Last month, a colleague of mine attended the South by Southwest conference, a techno-lovefest that brings together software developers, graphic designers and a gaggle of luminaries of various persuasions. The big news, according to him, is that Twitter has come of age.
Written by Ed Gottsman, Contributor

Last month, a colleague of mine attended the South by Southwest conference, a techno-lovefest that brings together software developers, graphic designers and a gaggle of luminaries of various persuasions. The big news, according to him, is that Twitter has come of age. (For a good explanation of Twitter see here.)

So What?

I wrote about Twitter once. I was not kind. Twitter is a micro-blogging service to which you post messages ("tweets") of no more than 140 characters, which isn't much in the English language. Friends, relations and the vaguely disturbed can subscribe to your feed, through which you're expected to reveal the details of your day. ("Sitting down...eating lunch...feeling bored...scratching hard.") My feeling about Twitter was that 1) I've got no time to record the details of my life because I'm too busy living it and 2) anyone who wants to follow my day-to-day activities desperately needs some day-to-day activities of his own.
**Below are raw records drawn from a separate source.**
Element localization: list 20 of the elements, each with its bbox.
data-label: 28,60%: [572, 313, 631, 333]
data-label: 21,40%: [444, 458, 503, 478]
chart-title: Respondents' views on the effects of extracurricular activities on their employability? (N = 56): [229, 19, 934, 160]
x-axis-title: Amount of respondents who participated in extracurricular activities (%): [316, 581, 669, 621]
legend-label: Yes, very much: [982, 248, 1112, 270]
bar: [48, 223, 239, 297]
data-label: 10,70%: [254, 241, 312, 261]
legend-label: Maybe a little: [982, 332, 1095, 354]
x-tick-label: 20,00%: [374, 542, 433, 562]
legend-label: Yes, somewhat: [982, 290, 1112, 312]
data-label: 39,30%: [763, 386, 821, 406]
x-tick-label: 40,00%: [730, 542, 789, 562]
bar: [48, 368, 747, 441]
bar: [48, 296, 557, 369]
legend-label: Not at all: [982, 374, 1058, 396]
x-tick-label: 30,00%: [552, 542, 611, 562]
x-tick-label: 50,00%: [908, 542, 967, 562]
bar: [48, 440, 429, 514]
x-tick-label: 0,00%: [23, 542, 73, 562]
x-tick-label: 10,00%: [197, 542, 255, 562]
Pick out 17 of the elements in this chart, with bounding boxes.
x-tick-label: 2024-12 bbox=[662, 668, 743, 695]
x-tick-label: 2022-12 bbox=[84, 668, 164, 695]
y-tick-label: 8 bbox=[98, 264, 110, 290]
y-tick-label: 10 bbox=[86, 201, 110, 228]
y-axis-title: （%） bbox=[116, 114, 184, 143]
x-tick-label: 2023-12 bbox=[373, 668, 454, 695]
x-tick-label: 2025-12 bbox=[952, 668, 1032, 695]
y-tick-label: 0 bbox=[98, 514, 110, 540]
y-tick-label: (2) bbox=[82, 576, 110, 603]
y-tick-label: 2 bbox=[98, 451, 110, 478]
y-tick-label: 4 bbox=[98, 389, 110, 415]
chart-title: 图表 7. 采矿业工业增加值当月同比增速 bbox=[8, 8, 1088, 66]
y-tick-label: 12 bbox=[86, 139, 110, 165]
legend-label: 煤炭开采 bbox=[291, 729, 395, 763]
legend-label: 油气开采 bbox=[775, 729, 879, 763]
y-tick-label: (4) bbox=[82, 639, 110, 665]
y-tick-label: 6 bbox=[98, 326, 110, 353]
How wrong I was. It turns out that some users are posting their thoughts, not their activities. In fact, there's a huge hive mind out there around Web 2.0: All (or most) or its members subscribe to all (or most) of the other members' Twitter streams. Thoughts appear, bounce around, scatter and coalesce. Apparently, reading blogs is no longer enough: By the time something hits the blogs, it's old news. If you really want to keep up, you have to use Twitter.

Twitter's even hit the classroom: Professor David Parry over at academHacK (Tech Tools for Academics) has successfully used Twitter to create "community" among his students (such that they're more respectful toward one another during class); to continue discussions after class; and to get instant feedback from his students during lecture prep. Instant feedback seems to be a key feature of Twitter: Ask a question, get an answer almost immediately. Further, it's possible to subscribe to a word and get any Tweets that contain that word--an easy way to find people with interests similar to yours.

I'm violently in favor of hive minds–I feel that raising the planet's collective IQ is our only hope. On the other hand, I don't look forward to having one more thing to do during the day. I'll have to give something up. Maybe eating lunch...or scratching hard.